The ‘splinternet’ is becoming commonplace

The ‘splinternet’ is becoming commonplace. Source: Shutterstock

The ‘splinternet’ pervades both the East and West

  • The internet or ‘splinternet’, is coming apart more than ever.
  • As nations try to preserve their sovereign identities and economic interest, the balkanization of the net takes place.
  • China and Russia maybe two of the biggest internet disruptors, but they are by no means the only ones.

A recent fight over the news in Australia may have taken some by a surprise but it is just a relatively small part of the clash between tech and governments, which has largely been focused on issues such as censorship, privacy, and competition. As regulators around the world gather momentum in reining big tech companies, internet services worldwide slowly began to fracture, creating a ‘splinternet’ as it grasps different regulations from countries around the world. 

Years ago, China and Russia began increasing their internet oversight rapidly, an action that was watched but not followed by many. Today, digital authoritarianism is almost common in many other countries. This ‘split’ is caused by global politics, national security, religion, and more.
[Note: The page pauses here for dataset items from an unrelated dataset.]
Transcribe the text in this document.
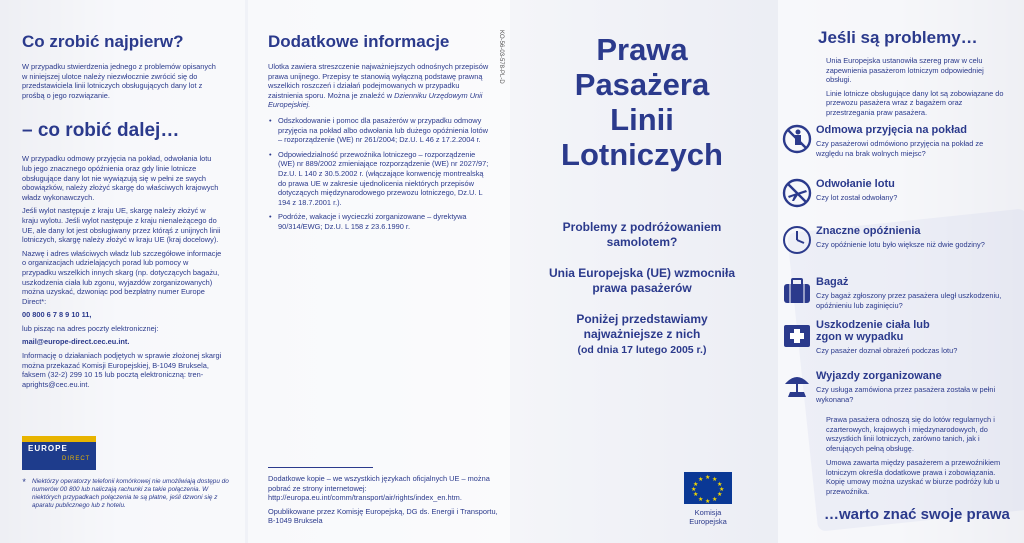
Co zrobić najpierw?

W przypadku stwierdzenia jednego z problemów opisanych w niniejszej ulotce należy niezwłocznie zwrócić się do przedstawiciela linii lotniczych obsługujących dany lot z prośbą o jego rozwiązanie.

– co robić dalej…

W przypadku odmowy przyjęcia na pokład, odwołania lotu lub jego znacznego opóźnienia oraz gdy linie lotnicze obsługujące dany lot nie wywiązują się w pełni ze swych obowiązków, należy złożyć skargę do właściwych krajowych władz wykonawczych.

Jeśli wylot następuje z kraju UE, skargę należy złożyć w kraju wylotu. Jeśli wylot następuje z kraju nienależącego do UE, ale dany lot jest obsługiwany przez którąś z unijnych linii lotniczych, skargę należy złożyć w kraju UE (kraj docelowy).

Nazwę i adres właściwych władz lub szczegółowe informacje o organizacjach udzielających porad lub pomocy w przypadku wszelkich innych skarg (np. dotyczących bagażu, uszkodzenia ciała lub zgonu, wyjazdów zorganizowanych) można uzyskać, dzwoniąc pod bezpłatny numer Europe Direct*:

00 800 6 7 8 9 10 11,

lub pisząc na adres poczty elektronicznej:

mail@europe-direct.cec.eu.int.

Informację o działaniach podjętych w sprawie złożonej skargi można przekazać Komisji Europejskiej, B-1049 Bruksela, faksem (32-2) 299 10 15 lub pocztą elektroniczną: tren-aprights@cec.eu.int.

EUROPE
DIRECT
* Niektórzy operatorzy telefonii komórkowej nie umożliwiają dostępu do numerów 00 800 lub naliczają rachunki za takie połączenia. W niektórych przypadkach połączenia te są płatne, jeśli dzwoni się z aparatu publicznego lub z hotelu.
Dodatkowe informacje

Ulotka zawiera streszczenie najważniejszych odnośnych przepisów prawa unijnego. Przepisy te stanowią wyłączną podstawę prawną wszelkich roszczeń i działań podejmowanych w przypadku zaistnienia sporu. Można je znaleźć w Dzienniku Urzędowym Unii Europejskiej.

• Odszkodowanie i pomoc dla pasażerów w przypadku odmowy przyjęcia na pokład albo odwołania lub dużego opóźnienia lotów – rozporządzenie (WE) nr 261/2004; Dz.U. L 46 z 17.2.2004 r.
• Odpowiedzialność przewoźnika lotniczego – rozporządzenie (WE) nr 889/2002 zmieniające rozporządzenie (WE) nr 2027/97; Dz.U. L 140 z 30.5.2002 r. (włączające konwencję montrealską do prawa UE w zakresie ujednolicenia niektórych przepisów dotyczących międzynarodowego przewozu lotniczego, Dz.U. L 194 z 18.7.2001 r.).
• Podróże, wakacje i wycieczki zorganizowane – dyrektywa 90/314/EWG; Dz.U. L 158 z 23.6.1990 r.

Dodatkowe kopie – we wszystkich językach oficjalnych UE – można pobrać ze strony internetowej:

http://europa.eu.int/comm/transport/air/rights/index_en.htm.

Opublikowane przez Komisję Europejską, DG ds. Energii i Transportu, B-1049 Bruksela

KO-56-03-578-PL-D	Prawa
Pasażera
Linii
Lotniczych
Problemy z podróżowaniem samolotem?
Unia Europejska (UE) wzmocniła prawa pasażerów
Poniżej przedstawiamy najważniejsze z nich
(od dnia 17 lutego 2005 r.)
★ ★
★
★
★
★
★
★
★
★
★
★
Komisja
Europejska
Jeśli są problemy…

Unia Europejska ustanowiła szereg praw w celu zapewnienia pasażerom lotniczym odpowiedniej obsługi.

Linie lotnicze obsługujące dany lot są zobowiązane do przewozu pasażera wraz z bagażem oraz przestrzegania praw pasażera.

Odmowa przyjęcia na pokład

Czy pasażerowi odmówiono przyjęcia na pokład ze względu na brak wolnych miejsc?

Odwołanie lotu

Czy lot został odwołany?

Znaczne opóźnienia

Czy opóźnienie lotu było większe niż dwie godziny?

Bagaż

Czy bagaż zgłoszony przez pasażera uległ uszkodzeniu, opóźnieniu lub zaginięciu?

Uszkodzenie ciała lub zgon w wypadku

Czy pasażer doznał obrażeń podczas lotu?

Wyjazdy zorganizowane

Czy usługa zamówiona przez pasażera została w pełni wykonana?

Prawa pasażera odnoszą się do lotów regularnych i czarterowych, krajowych i międzynarodowych, do wszystkich linii lotniczych, zarówno tanich, jak i oferujących pełną obsługę.

Umowa zawarta między pasażerem a przewoźnikiem lotniczym określa dodatkowe prawa i zobowiązania. Kopię umowy można uzyskać w biurze podróży lub u przewoźnika.

…warto znać swoje prawa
At its core and original form, the internet transcended borders and allowed people unfettered access to virtually everything. 

The splinternet, however, limits citizens’ access to data, forces businesses to keep data within borders, and even changes how they operate within a state. Splinternet is often defined as the balkanization of the net, as nations try to preserve their sovereign identities and economic interests. More than other reasons, trade disputes and concerns about the market dominance of certain global tech companies have been the main threats that lead to regulatory crackdowns all over the world. A recent report by CNN reckons “the cracks only appear to be getting deeper”.

Recent ‘splinternet’ occurrence

Take Facebook and the Australian government’s most recent move. In an effort to have tech giants pay publishers for news, the government in Australia had proposed a law that had eventually pushed Facebook to its edge. The social media giant stopped showing links from news outlets to its Australian users and even users outside the country could no longer access content from Australian news outlets. 

Though the move by Facebook was a temporary one, it ran against the very premise of the internet serving as a tool for the free flow of information globally. In Southeast Asia too, when India warned Twitter that it was “welcome to do business” but “must also respect Indian laws,” Twitter sought a middle ground by withholding some accounts that were using what the government called “incendiary and baseless” hashtags which means those accounts weren’t visible within the country but could still be accessed outside.

The splinternet game is different in China, where the government’s online censorship apparatus known as the Great Firewall has locked Western tech companies out for decades. Facebook and Google had both sought to make concessions to be allowed in but often end with little to no success. Google in particular had shut down its Google News service in Spain after the country passed a similar law to the one Australia is now contemplating. In Australia, too, the search engine behemoth had threatened to pull its services out of the country over the same media law before eventually giving in and signing deals with some of the country’s top publishers.

It is tough to say that if anyone has figured out the policing of the internet. However, there are bodies that are working on it and a coalition called the Global Network Initiative has worked for years to set a code of conduct for tech and telecom companies to protect online speech and privacy globally. Even groups including Article 19, which works on promoting freedom of expression, and Facebook’s Oversight Board have also worked on resolution mechanisms for people around the world to challenge internet companies’ decisions.

For the consumer, the biggest impact of splinternet is the limited access to information. As rules and policies lead to rising costs of businesses, it may force some to move away from a country entirely. Of course, compartmentalization means more ways to control supply and demand, and possibly stifle competitors, but ultimately, splinternets will cause more harm than good. Big tech companies will find it impossible to comply with every legal permutation. Existing filter bubbles will expand to fit geographic borders. All this will continue to unfold slowly and it may just be tough to return to the freewheeling web of before.